Thermochemical liquefaction of rice husk for bio-oil production with sub- and supercritical ethanol as solvent

•The liquefaction characteristics of rice husk in ethanol were systematically studied.•Too high temperature and solvent filling ratio resulted in lower bio-oil yields.•The bio-oil yields declined continuously with the increment of solid–liquid ratio.•NaOH was certified to be an ideal catalyst for rice husk liquefaction.•The bio-oils mainly consisted of phenolic compounds, long-chain alkanes and esters.

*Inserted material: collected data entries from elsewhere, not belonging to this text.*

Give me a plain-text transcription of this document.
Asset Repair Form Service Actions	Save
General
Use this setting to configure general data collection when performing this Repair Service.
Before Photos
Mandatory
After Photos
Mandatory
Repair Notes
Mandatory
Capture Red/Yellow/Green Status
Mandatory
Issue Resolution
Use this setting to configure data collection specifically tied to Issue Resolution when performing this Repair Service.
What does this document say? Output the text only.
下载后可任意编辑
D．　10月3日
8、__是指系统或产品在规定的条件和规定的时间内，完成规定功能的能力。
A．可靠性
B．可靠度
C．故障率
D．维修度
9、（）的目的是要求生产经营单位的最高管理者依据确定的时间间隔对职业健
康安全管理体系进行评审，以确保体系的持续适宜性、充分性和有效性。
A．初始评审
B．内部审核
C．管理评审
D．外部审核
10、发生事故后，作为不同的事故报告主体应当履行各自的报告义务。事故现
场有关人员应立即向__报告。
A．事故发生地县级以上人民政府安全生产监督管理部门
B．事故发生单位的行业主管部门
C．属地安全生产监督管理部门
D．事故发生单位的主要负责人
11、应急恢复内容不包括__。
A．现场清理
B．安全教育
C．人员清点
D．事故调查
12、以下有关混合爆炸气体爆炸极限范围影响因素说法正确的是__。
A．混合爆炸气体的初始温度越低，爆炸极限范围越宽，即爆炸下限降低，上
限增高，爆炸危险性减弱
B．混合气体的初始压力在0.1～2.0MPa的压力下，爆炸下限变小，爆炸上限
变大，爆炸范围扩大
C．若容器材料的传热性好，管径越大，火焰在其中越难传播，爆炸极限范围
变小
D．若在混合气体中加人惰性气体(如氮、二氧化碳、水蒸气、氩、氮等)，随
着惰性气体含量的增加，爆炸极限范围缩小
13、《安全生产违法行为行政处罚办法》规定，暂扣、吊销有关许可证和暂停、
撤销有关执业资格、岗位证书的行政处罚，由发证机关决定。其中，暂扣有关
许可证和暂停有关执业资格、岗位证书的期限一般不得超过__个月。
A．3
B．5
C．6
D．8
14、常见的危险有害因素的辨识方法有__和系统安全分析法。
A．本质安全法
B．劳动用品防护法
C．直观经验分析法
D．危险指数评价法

Rice husk was converted into bio-oil via thermochemical liquefaction with ethanol as solvent in an autoclave (500 mL). The influences of reaction parameters on the yields of liquefaction products were investigated. Liquefaction experiments were performed at various reaction temperatures (T, 513–633 K), solid–liquid ratios (R1, 5–15%), and solvent filling ratios (R2, 10–30%) with or without catalyst. Two types of catalysts were involved, including iron-based catalysts (FeSO4 and FeS) and alkali metal compounds (NaCO3 and NaOH). The dosage of catalyst (R3) was also optimized. Without catalyst, the bio-oil yields ranged from 11.8% to 24.2%, depending on T, R1 and R2. And the bio-oil yields increased firstly and then decreased with increasing T and R2, while the bio-oil yields continuously declined with increasing R1. NaOH was certified to be an ideal catalyst for rice husk liquefaction and the optimal dosage was approximately 10%. The obtained bio-oils had much higher caloric values of 20.9–24.8 MJ/kg compared to 14.9 MJ/kg for the crude rice husk sample. Without catalyst, the main components of bio-oil were phenolic compounds. In the case of NaOH as catalyst, long-chain alkanes were the major compositions of bio-oil.